India this week delinked expensive aviation assets like aircraft, engines and helicopters from the moratorium – or protection from repossession – that Insolvency Bankruptcy Code (IBC) provides to broke airlines, something that has allowed GoAir to retain 45 leased planes even after shutting down this May.
“Legal entities dealing in aircraft financing and leasing estimate the impediment being caused by the present Indian legal regime of IBC which is hampering repossession of aircraft by lessors is costing Indian airlines an extra $1.2-1.3 billion more than before in terms of lease costs…. there could be a reduction in supply of aircraft on favourable terms to our airlines which would adversely affect the entire aviation industry,” the ministry said.

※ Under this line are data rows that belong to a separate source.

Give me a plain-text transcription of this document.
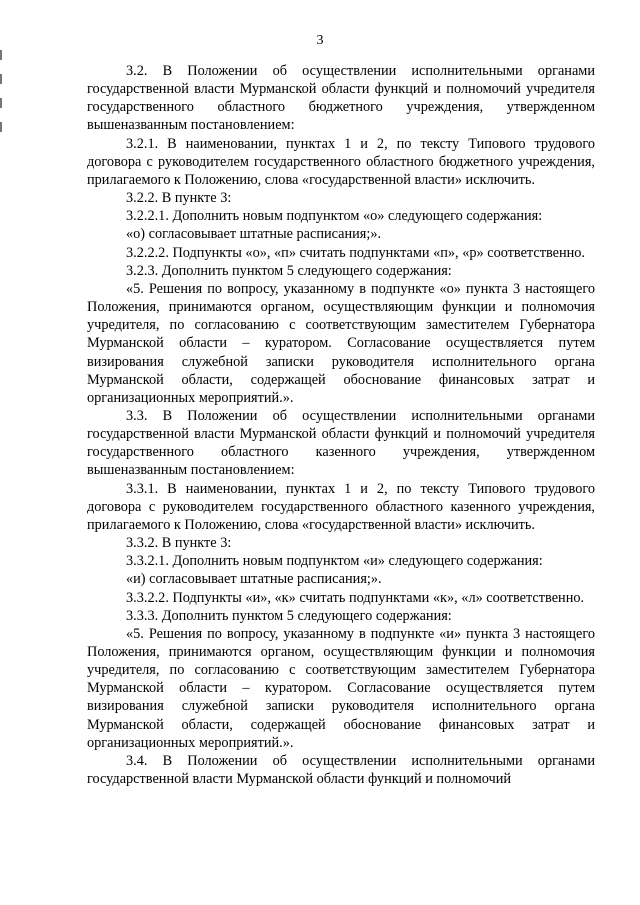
3

3.2. В Положении об осуществлении исполнительными органами государственной власти Мурманской области функций и полномочий учредителя государственного областного бюджетного учреждения, утвержденном вышеназванным постановлением:

3.2.1. В наименовании, пунктах 1 и 2, по тексту Типового трудового договора с руководителем государственного областного бюджетного учреждения, прилагаемого к Положению, слова «государственной власти» исключить.

3.2.2. В пункте 3:

3.2.2.1. Дополнить новым подпунктом «о» следующего содержания:

«о) согласовывает штатные расписания;».

3.2.2.2. Подпункты «о», «п» считать подпунктами «п», «р» соответственно.

3.2.3. Дополнить пунктом 5 следующего содержания:

«5. Решения по вопросу, указанному в подпункте «о» пункта 3 настоящего Положения, принимаются органом, осуществляющим функции и полномочия учредителя, по согласованию с соответствующим заместителем Губернатора Мурманской области – куратором. Согласование осуществляется путем визирования служебной записки руководителя исполнительного органа Мурманской области, содержащей обоснование финансовых затрат и организационных мероприятий.».

3.3. В Положении об осуществлении исполнительными органами государственной власти Мурманской области функций и полномочий учредителя государственного областного казенного учреждения, утвержденном вышеназванным постановлением:

3.3.1. В наименовании, пунктах 1 и 2, по тексту Типового трудового договора с руководителем государственного областного казенного учреждения, прилагаемого к Положению, слова «государственной власти» исключить.

3.3.2. В пункте 3:

3.3.2.1. Дополнить новым подпунктом «и» следующего содержания:

«и) согласовывает штатные расписания;».

3.3.2.2. Подпункты «и», «к» считать подпунктами «к», «л» соответственно.

3.3.3. Дополнить пунктом 5 следующего содержания:

«5. Решения по вопросу, указанному в подпункте «и» пункта 3 настоящего Положения, принимаются органом, осуществляющим функции и полномочия учредителя, по согласованию с соответствующим заместителем Губернатора Мурманской области – куратором. Согласование осуществляется путем визирования служебной записки руководителя исполнительного органа Мурманской области, содержащей обоснование финансовых затрат и организационных мероприятий.».

3.4. В Положении об осуществлении исполнительными органами государственной власти Мурманской области функций и полномочий
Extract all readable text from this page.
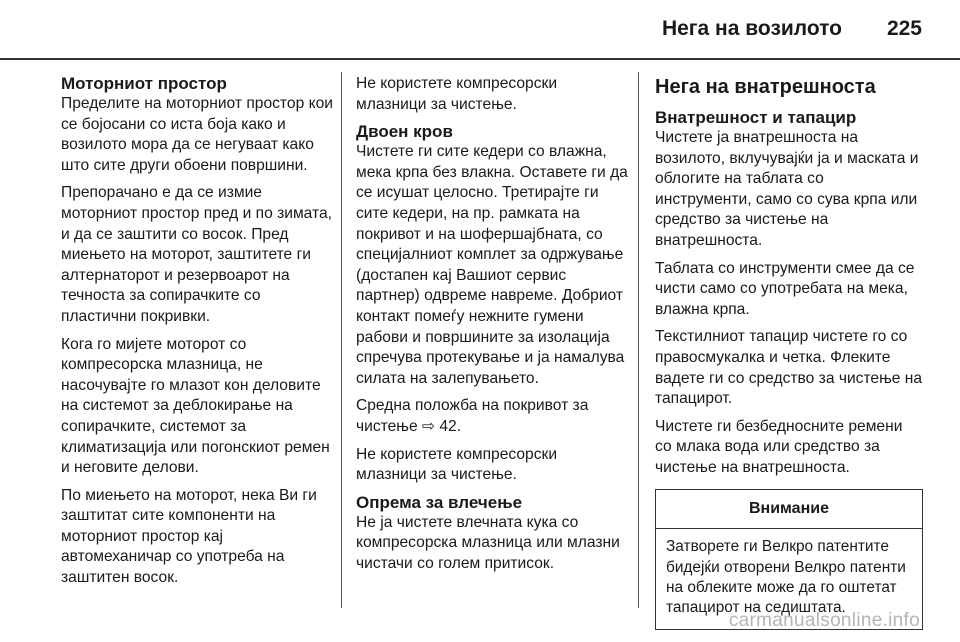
Нега на возилото 225
Моторниот простор

Пределите на моторниот простор кои се бојосани со иста боја како и возилото мора да се негуваат како што сите други обоени површини.

Препорачано е да се измие моторниот простор пред и по зимата, и да се заштити со восок. Пред миењето на моторот, заштитете ги алтернаторот и резервоарот на течноста за сопирачките со пластични покривки.

Кога го мијете моторот со компресорска млазница, не насочувајте го млазот кон деловите на системот за деблокирање на сопирачките, системот за климатизација или погонскиот ремен и неговите делови.

По миењето на моторот, нека Ви ги заштитат сите компоненти на моторниот простор кај автомеханичар со употреба на заштитен восок.

Не користете компресорски млазници за чистење.

Двоен кров

Чистете ги сите кедери со влажна, мека крпа без влакна. Оставете ги да се исушат целосно. Третирајте ги сите кедери, на пр. рамката на покривот и на шофершајбната, со специјалниот комплет за одржување (достапен кај Вашиот сервис партнер) одвреме навреме. Добриот контакт помеѓу нежните гумени рабови и површините за изолација спречува протекување и ја намалува силата на залепувањето.

Средна положба на покривот за чистење ⇨ 42.

Не користете компресорски млазници за чистење.

Опрема за влечење

Не ја чистете влечната кука со компресорска млазница или млазни чистачи со голем притисок.

Нега на внатрешноста
Внатрешност и тапацир

Чистете ја внатрешноста на возилото, вклучувајќи ја и маската и облогите на таблата со инструменти, само со сува крпа или средство за чистење на внатрешноста.

Таблата со инструменти смее да се чисти само со употребата на мека, влажна крпа.

Текстилниот тапацир чистете го со правосмукалка и четка. Флеките вадете ги со средство за чистење на тапацирот.

Чистете ги безбедносните ремени со млака вода или средство за чистење на внатрешноста.

Внимание
Затворете ги Велкро патентите бидејќи отворени Велкро патенти на облеките може да го оштетат тапацирот на седиштата.
carmanualsonline.info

“Further, the cost of higher lease rentals would be passed on to the public causing high fares on all routes,” the statement added.
In GoAir’s case, lessors had filed requests for repossessing 45 planes. But before the five working day period, the NCLT admitted Go’s plea for voluntary insolvency. And as soon as that happened, Go got protection from these 45 planes being repossessed as IBC got priority over IDERA. This Go model set the alarm bells ringing in the global leasing community. AWG issued a “watchlist notice” for India, warning the Go case “would have a direct and material impact on future financings and leases to Indian airlines.”
AWG is a non-profit entity co-chaired by Airbus and Boeing and comprises of the world’s biggest aviation manufacturers, leasing companies, and financial institutions.